Happy New Year online readers! I would like to start this year off with a series of amazing films that star one of the most powerful actors in the industry, Al Pacino. Unlike how I usually just do a Friday review, there will be a review every Monday, Wednesday and Friday of this month of his movies. Let’s kick this month off with the 1975 classic, “Dog Day Afternoon.”

This movie is Sidney Lumet’s most accurate, most showy New York movie – that consistently crucial and energetic Lumet genre which also has “The Pawnbroker” and “Serpico” and exists completely surrounded by (but always separate from) the rest of his work. Lumet’s New York movies include many features of the city’s life as they are stories of the city’s life.

“Dog Day Afternoon” is a melodrama, based on an actual event, about a tragically bad planned Brooklyn bank robbery, and it’s wonderfully acted by actors who appear to have grown on the city’s sidewalks in the heat and depression of an endless midsummer.

Vincent Canby advised, “If you can let yourself laugh at desperation that has turned seriously lunatic, the film is funny, but mostly it's reportorially efficient and vivid, in the understated way of news writing that avoids easy speculation.”

Each of the many major lives it touches has been grotesquely bent out of shape. The director and Frank Pierson, who wrote the great screenplay, don’t try to give reasons. The movie only says what happened and no more. This strictly limits the film’s emotional part, but not its seriousness or its fascinations. Canby describes this movie as “a gaudy street-carnival of a movie that rudely invites laughs at inappropriate moments, which is in keeping with the city's concrete sensibility.”

Since I wasn’t around for the actual event, I will let Canby tell you about it: “The incident on which the film is based was the attempt to rob a branch of the Chase Manhattan Bank on Aug. 22, 1972. The two bandits, one of whom was seeking money for a sex-change operation for a boyfriend, failed miserably, after they held the bank's employes hostage for 14 hours, appeared live on television, became the center of an impromptu neighborhood Mardi Gras, and negotiated for a jet plane to fly them out of the country.”

Lumet’s film is mainly concerned with the robbery attempt and the time it took. Only briefly does the camera view outside and away from the lower-middle-class neighborhood of apartments over pizza parlors, barber shops and barrooms.
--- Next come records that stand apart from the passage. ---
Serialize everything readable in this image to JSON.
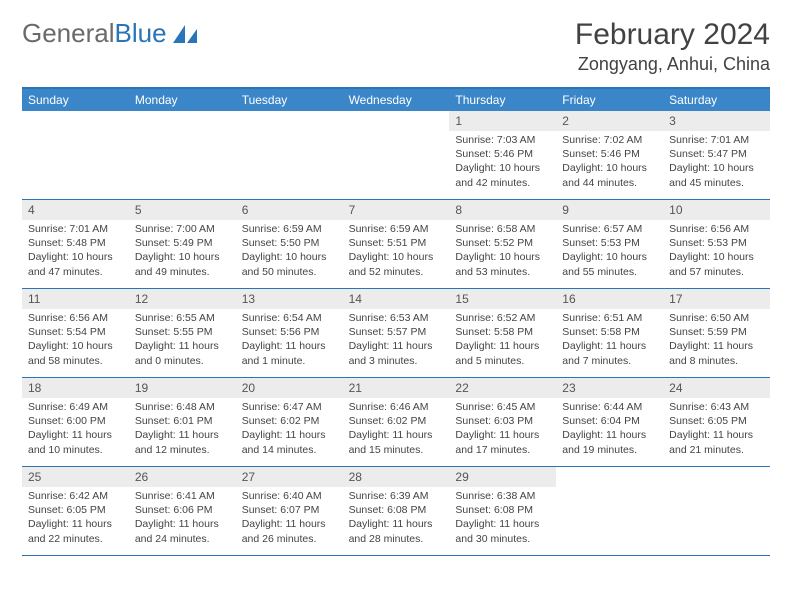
{
  "logo": {
    "text_a": "General",
    "text_b": "Blue"
  },
  "title": "February 2024",
  "location": "Zongyang, Anhui, China",
  "colors": {
    "header_bar": "#3a86c8",
    "border": "#2a74b8",
    "daynum_bg": "#ececec",
    "text": "#333333"
  },
  "weekdays": [
    "Sunday",
    "Monday",
    "Tuesday",
    "Wednesday",
    "Thursday",
    "Friday",
    "Saturday"
  ],
  "weeks": [
    [
      null,
      null,
      null,
      null,
      {
        "n": "1",
        "sr": "Sunrise: 7:03 AM",
        "ss": "Sunset: 5:46 PM",
        "dl": "Daylight: 10 hours and 42 minutes."
      },
      {
        "n": "2",
        "sr": "Sunrise: 7:02 AM",
        "ss": "Sunset: 5:46 PM",
        "dl": "Daylight: 10 hours and 44 minutes."
      },
      {
        "n": "3",
        "sr": "Sunrise: 7:01 AM",
        "ss": "Sunset: 5:47 PM",
        "dl": "Daylight: 10 hours and 45 minutes."
      }
    ],
    [
      {
        "n": "4",
        "sr": "Sunrise: 7:01 AM",
        "ss": "Sunset: 5:48 PM",
        "dl": "Daylight: 10 hours and 47 minutes."
      },
      {
        "n": "5",
        "sr": "Sunrise: 7:00 AM",
        "ss": "Sunset: 5:49 PM",
        "dl": "Daylight: 10 hours and 49 minutes."
      },
      {
        "n": "6",
        "sr": "Sunrise: 6:59 AM",
        "ss": "Sunset: 5:50 PM",
        "dl": "Daylight: 10 hours and 50 minutes."
      },
      {
        "n": "7",
        "sr": "Sunrise: 6:59 AM",
        "ss": "Sunset: 5:51 PM",
        "dl": "Daylight: 10 hours and 52 minutes."
      },
      {
        "n": "8",
        "sr": "Sunrise: 6:58 AM",
        "ss": "Sunset: 5:52 PM",
        "dl": "Daylight: 10 hours and 53 minutes."
      },
      {
        "n": "9",
        "sr": "Sunrise: 6:57 AM",
        "ss": "Sunset: 5:53 PM",
        "dl": "Daylight: 10 hours and 55 minutes."
      },
      {
        "n": "10",
        "sr": "Sunrise: 6:56 AM",
        "ss": "Sunset: 5:53 PM",
        "dl": "Daylight: 10 hours and 57 minutes."
      }
    ],
    [
      {
        "n": "11",
        "sr": "Sunrise: 6:56 AM",
        "ss": "Sunset: 5:54 PM",
        "dl": "Daylight: 10 hours and 58 minutes."
      },
      {
        "n": "12",
        "sr": "Sunrise: 6:55 AM",
        "ss": "Sunset: 5:55 PM",
        "dl": "Daylight: 11 hours and 0 minutes."
      },
      {
        "n": "13",
        "sr": "Sunrise: 6:54 AM",
        "ss": "Sunset: 5:56 PM",
        "dl": "Daylight: 11 hours and 1 minute."
      },
      {
        "n": "14",
        "sr": "Sunrise: 6:53 AM",
        "ss": "Sunset: 5:57 PM",
        "dl": "Daylight: 11 hours and 3 minutes."
      },
      {
        "n": "15",
        "sr": "Sunrise: 6:52 AM",
        "ss": "Sunset: 5:58 PM",
        "dl": "Daylight: 11 hours and 5 minutes."
      },
      {
        "n": "16",
        "sr": "Sunrise: 6:51 AM",
        "ss": "Sunset: 5:58 PM",
        "dl": "Daylight: 11 hours and 7 minutes."
      },
      {
        "n": "17",
        "sr": "Sunrise: 6:50 AM",
        "ss": "Sunset: 5:59 PM",
        "dl": "Daylight: 11 hours and 8 minutes."
      }
    ],
    [
      {
        "n": "18",
        "sr": "Sunrise: 6:49 AM",
        "ss": "Sunset: 6:00 PM",
        "dl": "Daylight: 11 hours and 10 minutes."
      },
      {
        "n": "19",
        "sr": "Sunrise: 6:48 AM",
        "ss": "Sunset: 6:01 PM",
        "dl": "Daylight: 11 hours and 12 minutes."
      },
      {
        "n": "20",
        "sr": "Sunrise: 6:47 AM",
        "ss": "Sunset: 6:02 PM",
        "dl": "Daylight: 11 hours and 14 minutes."
      },
      {
        "n": "21",
        "sr": "Sunrise: 6:46 AM",
        "ss": "Sunset: 6:02 PM",
        "dl": "Daylight: 11 hours and 15 minutes."
      },
      {
        "n": "22",
        "sr": "Sunrise: 6:45 AM",
        "ss": "Sunset: 6:03 PM",
        "dl": "Daylight: 11 hours and 17 minutes."
      },
      {
        "n": "23",
        "sr": "Sunrise: 6:44 AM",
        "ss": "Sunset: 6:04 PM",
        "dl": "Daylight: 11 hours and 19 minutes."
      },
      {
        "n": "24",
        "sr": "Sunrise: 6:43 AM",
        "ss": "Sunset: 6:05 PM",
        "dl": "Daylight: 11 hours and 21 minutes."
      }
    ],
    [
      {
        "n": "25",
        "sr": "Sunrise: 6:42 AM",
        "ss": "Sunset: 6:05 PM",
        "dl": "Daylight: 11 hours and 22 minutes."
      },
      {
        "n": "26",
        "sr": "Sunrise: 6:41 AM",
        "ss": "Sunset: 6:06 PM",
        "dl": "Daylight: 11 hours and 24 minutes."
      },
      {
        "n": "27",
        "sr": "Sunrise: 6:40 AM",
        "ss": "Sunset: 6:07 PM",
        "dl": "Daylight: 11 hours and 26 minutes."
      },
      {
        "n": "28",
        "sr": "Sunrise: 6:39 AM",
        "ss": "Sunset: 6:08 PM",
        "dl": "Daylight: 11 hours and 28 minutes."
      },
      {
        "n": "29",
        "sr": "Sunrise: 6:38 AM",
        "ss": "Sunset: 6:08 PM",
        "dl": "Daylight: 11 hours and 30 minutes."
      },
      null,
      null
    ]
  ]
}
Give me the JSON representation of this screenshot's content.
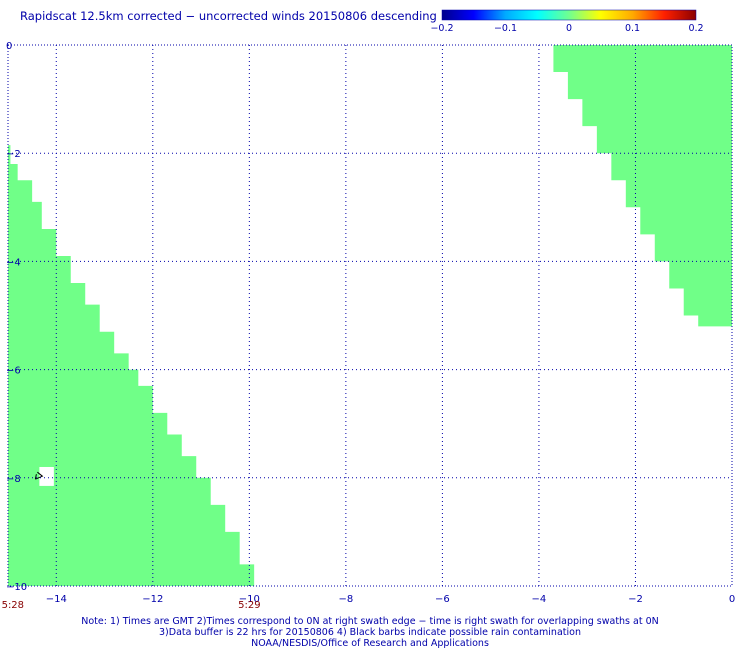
{
  "title": "Rapidscat 12.5km corrected − uncorrected winds 20150806 descending",
  "colorbar": {
    "ticks": [
      "−0.2",
      "−0.1",
      "0",
      "0.1",
      "0.2"
    ],
    "tick_values": [
      -0.2,
      -0.1,
      0,
      0.1,
      0.2
    ],
    "stops": [
      "#00008c",
      "#0000ff",
      "#00aaff",
      "#00ffff",
      "#70ff90",
      "#ffff00",
      "#ffaa00",
      "#ff2000",
      "#8c0000"
    ]
  },
  "colors": {
    "text": "#0000aa",
    "grid": "#0000aa",
    "fill": "#70ff88",
    "time_label": "#880000",
    "barb": "#000000"
  },
  "time_labels": [
    {
      "text": "5:28",
      "lon": -14.9
    },
    {
      "text": "5:29",
      "lon": -10.0
    }
  ],
  "notes": [
    "Note: 1) Times are GMT 2)Times correspond to 0N at right swath edge − time is right swath for overlapping swaths at 0N",
    "3)Data buffer is 22 hrs for 20150806 4) Black barbs indicate possible rain contamination",
    "NOAA/NESDIS/Office of Research and Applications"
  ],
  "chart_data": {
    "type": "heatmap",
    "title": "Rapidscat 12.5km corrected − uncorrected winds 20150806 descending",
    "xlim": [
      -15,
      0
    ],
    "ylim": [
      -10,
      0
    ],
    "x_ticks": [
      -14,
      -12,
      -10,
      -8,
      -6,
      -4,
      -2,
      0
    ],
    "y_ticks": [
      0,
      -2,
      -4,
      -6,
      -8,
      -10
    ],
    "grid": true,
    "value_in_swaths": 0,
    "swaths": [
      {
        "name": "left",
        "edge_type": "right",
        "edge": [
          [
            -14.95,
            -1.85
          ],
          [
            -14.8,
            -2.2
          ],
          [
            -14.5,
            -2.5
          ],
          [
            -14.3,
            -2.9
          ],
          [
            -14.0,
            -3.4
          ],
          [
            -13.7,
            -3.9
          ],
          [
            -13.4,
            -4.4
          ],
          [
            -13.1,
            -4.8
          ],
          [
            -12.8,
            -5.3
          ],
          [
            -12.5,
            -5.7
          ],
          [
            -12.3,
            -6.0
          ],
          [
            -12.0,
            -6.3
          ],
          [
            -11.7,
            -6.8
          ],
          [
            -11.4,
            -7.2
          ],
          [
            -11.1,
            -7.6
          ],
          [
            -10.8,
            -8.0
          ],
          [
            -10.5,
            -8.5
          ],
          [
            -10.2,
            -9.0
          ],
          [
            -9.9,
            -9.6
          ],
          [
            -9.6,
            -10.0
          ]
        ]
      },
      {
        "name": "right",
        "edge_type": "left",
        "edge": [
          [
            -3.7,
            0.0
          ],
          [
            -3.4,
            -0.5
          ],
          [
            -3.1,
            -1.0
          ],
          [
            -2.8,
            -1.5
          ],
          [
            -2.5,
            -2.0
          ],
          [
            -2.2,
            -2.5
          ],
          [
            -1.9,
            -3.0
          ],
          [
            -1.6,
            -3.5
          ],
          [
            -1.3,
            -4.0
          ],
          [
            -1.0,
            -4.5
          ],
          [
            -0.7,
            -5.0
          ],
          [
            -0.4,
            -5.2
          ],
          [
            0.0,
            -5.2
          ]
        ]
      }
    ],
    "holes": [
      {
        "lon": [
          -14.35,
          -14.05
        ],
        "lat": [
          -8.15,
          -7.8
        ]
      }
    ],
    "rain_barbs": [
      {
        "lon": -14.35,
        "lat": -7.97
      }
    ]
  }
}
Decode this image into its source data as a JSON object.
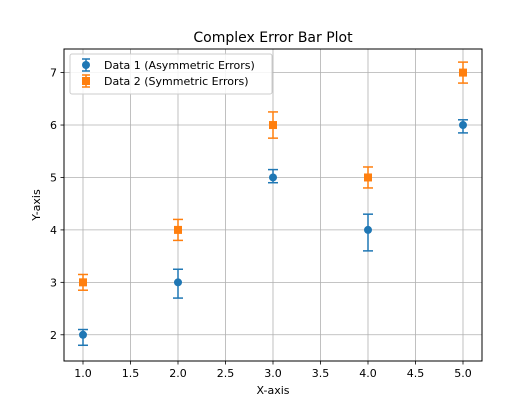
{
  "chart_data": {
    "type": "scatter",
    "title": "Complex Error Bar Plot",
    "xlabel": "X-axis",
    "ylabel": "Y-axis",
    "xlim": [
      0.8,
      5.2
    ],
    "ylim": [
      1.5,
      7.45
    ],
    "xticks": [
      1.0,
      1.5,
      2.0,
      2.5,
      3.0,
      3.5,
      4.0,
      4.5,
      5.0
    ],
    "xtick_labels": [
      "1.0",
      "1.5",
      "2.0",
      "2.5",
      "3.0",
      "3.5",
      "4.0",
      "4.5",
      "5.0"
    ],
    "yticks": [
      2,
      3,
      4,
      5,
      6,
      7
    ],
    "ytick_labels": [
      "2",
      "3",
      "4",
      "5",
      "6",
      "7"
    ],
    "grid": true,
    "legend_position": "top-left",
    "series": [
      {
        "name": "Data 1 (Asymmetric Errors)",
        "marker": "circle",
        "color": "#1f77b4",
        "x": [
          1,
          2,
          3,
          4,
          5
        ],
        "y": [
          2,
          3,
          5,
          4,
          6
        ],
        "yerr_lower": [
          0.2,
          0.3,
          0.1,
          0.4,
          0.15
        ],
        "yerr_upper": [
          0.1,
          0.25,
          0.15,
          0.3,
          0.1
        ]
      },
      {
        "name": "Data 2 (Symmetric Errors)",
        "marker": "square",
        "color": "#ff7f0e",
        "x": [
          1,
          2,
          3,
          4,
          5
        ],
        "y": [
          3,
          4,
          6,
          5,
          7
        ],
        "yerr_lower": [
          0.15,
          0.2,
          0.25,
          0.2,
          0.2
        ],
        "yerr_upper": [
          0.15,
          0.2,
          0.25,
          0.2,
          0.2
        ]
      }
    ]
  }
}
Once in a while we see the neighborhood in a high, cloudy long-shot, the tar-paper shingles shining in the reflected heat.

Mostly the film takes place inside the bank. This concentration in space and time is responsible for a good majority of the film’s dramatic strength.

Also are the brilliant characterizations by the actors in this large cast, including Pacino, who Canby says is “as the (probably) more than a bit mad mini-mind of the holdup, a man with bravura style when he plays to the crowds outside the bank but apparently quite demented in his personal relationships.”

He promises his love for his wife (Susan Peretz) and children and even his boyfriend, who he “married” in a drag wedding a few months earlier with his mother (Judith Malina) as a witness. On the other hand, his boyfriend, played with just the right combination of fear, dignity and absurdity by Chris Sarandon (Susan Sarandon’s ex-husband), shows that his would-be supporter has tried to kill him many times.

The other actors that everyone who has seen this movie remembers are Penny Allen as the bank’s professional head teller, Estelle Omens as a woman teller at that age who is against profanity especially under stress (“My ears aren’t garbage cans”), John Cazale as Pacino’s sidekick in the robbery, a man who doesn’t smoke because “the body is the temple of the Lord,” and James Broderick (Matthew Broderick’s dad) and Charles Dunning as the main officers of the law. Of certain interest is Peretz as Pacino’s wife, who we see the twist of city pain, anger, charm and violence, which is one of the things that “Dog Day Afternoon” is all about.

What everyone remembers about this movie is Pacino out in the street yelling, “Attica! Attica! Attica!” This has become one of the most memorable quotes ever in film history. If you haven’t seen this movie, what are you waiting for? If you’re a Pacino fan, watch it and you’ll like it. This is one of my favorites.